• # Raison garder

    Posté par . En réponse au journal Le CDI doit disparaître. Évalué à 6.

    À 18 ans, à mon premier emploi, je me suis trouvé métaphoriquement dans la position de l’employeur. J’étais muletier, je promenais des touristes sur des chevaux et des ânes. Il a de suite été évident que les animaux et moi avions des intérêts fortement divergents. Robic, le vieil âne gris, avait du mal à suivre. Emerson, un pur-sang hypernerveux, me foutait le touriste en l’air dès qu’un papillon lui faisait peur. Simone, l’ânesse qui guidait le troupeau, profitait de ce que je devais rester à l’arrière pour décider d’une autre direction. Et cætera. La question rapidement évidente : comment rester gentil avec tout ce petit monde ? J’ai constaté que dans ce métier on avait tôt fait de devenir infect, si on n’y prenait garde. Les employeurs ne sont pas forcément au départ de mauvais bougres, et certains parviendront à ne jamais le devenir. Mais la logique des intérêts de l’entreprise… Et ils sont en position de force.

    La législation sur les contrats de travail, ce n’est rien d’autre que la morale qu’on essaie d’enseigner à nos enfants. Elle vise à empêcher les abus, et elle oblige à justifier de ses décisions. Le licenciement économique, c’est un cas de figure, il y en a d’autres. Au service juridique du syndicat on reçoit et on voit de tout, des harcèlements ou des licenciements pour des raisons très futiles, à la limite du caprice. Un grand classique : la chasse à la femme enceinte. Avertie à l’embauche que ce sera considéré comme une faute, harcelée quand elle a fauté quand même, poussée vers la démission…

    Qui n’a pas envie de s’exonérer de telle ou telle loi ?
    Quel MEDEF ne rêve pas de directive Bolkestein ?
    Le MEDEF l’avait rêvé, ils l’ont fait… Non, ce n’est pas par des lois naturelles que le CDI cessera d’être viable. Quelqu’un, ou son pluriel, l’aura voulu et le mijote depuis longtemps.

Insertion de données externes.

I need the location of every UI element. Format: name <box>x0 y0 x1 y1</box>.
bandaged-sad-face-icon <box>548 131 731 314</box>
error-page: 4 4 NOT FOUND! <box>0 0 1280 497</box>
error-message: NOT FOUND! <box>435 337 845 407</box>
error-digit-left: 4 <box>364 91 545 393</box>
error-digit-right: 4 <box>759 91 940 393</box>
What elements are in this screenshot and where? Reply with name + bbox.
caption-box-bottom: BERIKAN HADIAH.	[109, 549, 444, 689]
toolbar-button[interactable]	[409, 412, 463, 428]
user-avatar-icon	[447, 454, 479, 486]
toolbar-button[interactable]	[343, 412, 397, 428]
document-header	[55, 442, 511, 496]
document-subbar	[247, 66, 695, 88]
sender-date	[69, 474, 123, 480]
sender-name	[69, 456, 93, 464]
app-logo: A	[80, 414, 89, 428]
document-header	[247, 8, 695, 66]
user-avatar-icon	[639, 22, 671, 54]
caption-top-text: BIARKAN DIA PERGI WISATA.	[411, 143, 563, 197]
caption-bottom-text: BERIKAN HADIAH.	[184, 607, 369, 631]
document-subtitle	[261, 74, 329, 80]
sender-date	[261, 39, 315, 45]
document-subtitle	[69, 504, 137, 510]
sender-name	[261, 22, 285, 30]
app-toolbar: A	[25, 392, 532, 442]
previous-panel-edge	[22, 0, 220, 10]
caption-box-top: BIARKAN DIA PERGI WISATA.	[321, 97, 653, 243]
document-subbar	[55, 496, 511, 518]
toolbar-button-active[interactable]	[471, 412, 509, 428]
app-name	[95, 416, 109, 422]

    Je n’ai pas constaté que la précarité améliorait le sens de l’initiative ou le sérieux professionnel, au sein d’équipes mixtes précaires et non précaires travaillant ensemble. Il arrive au contraire que la précarité et le dégoût qui l’accompagne encouragent le je-m’en-foutisme, mais ce n’est pas systématique non plus.

    Intérimaire, saisonnier, stagiaire, vacataire, contrat aidé, CDD, muletier, manœuvre, ouvrier, enquêteur, cueilleur, aide-bibliothécaire, manutentionnaire, puis facteur en CDI, je suis content qu’une longue suspension en orbite m’ait permis de goûter à plusieurs métiers.

    Sauf que la précarité n’était pas la norme, et elle n’aura plus du tout le même goût quand elle sera devenue la norme.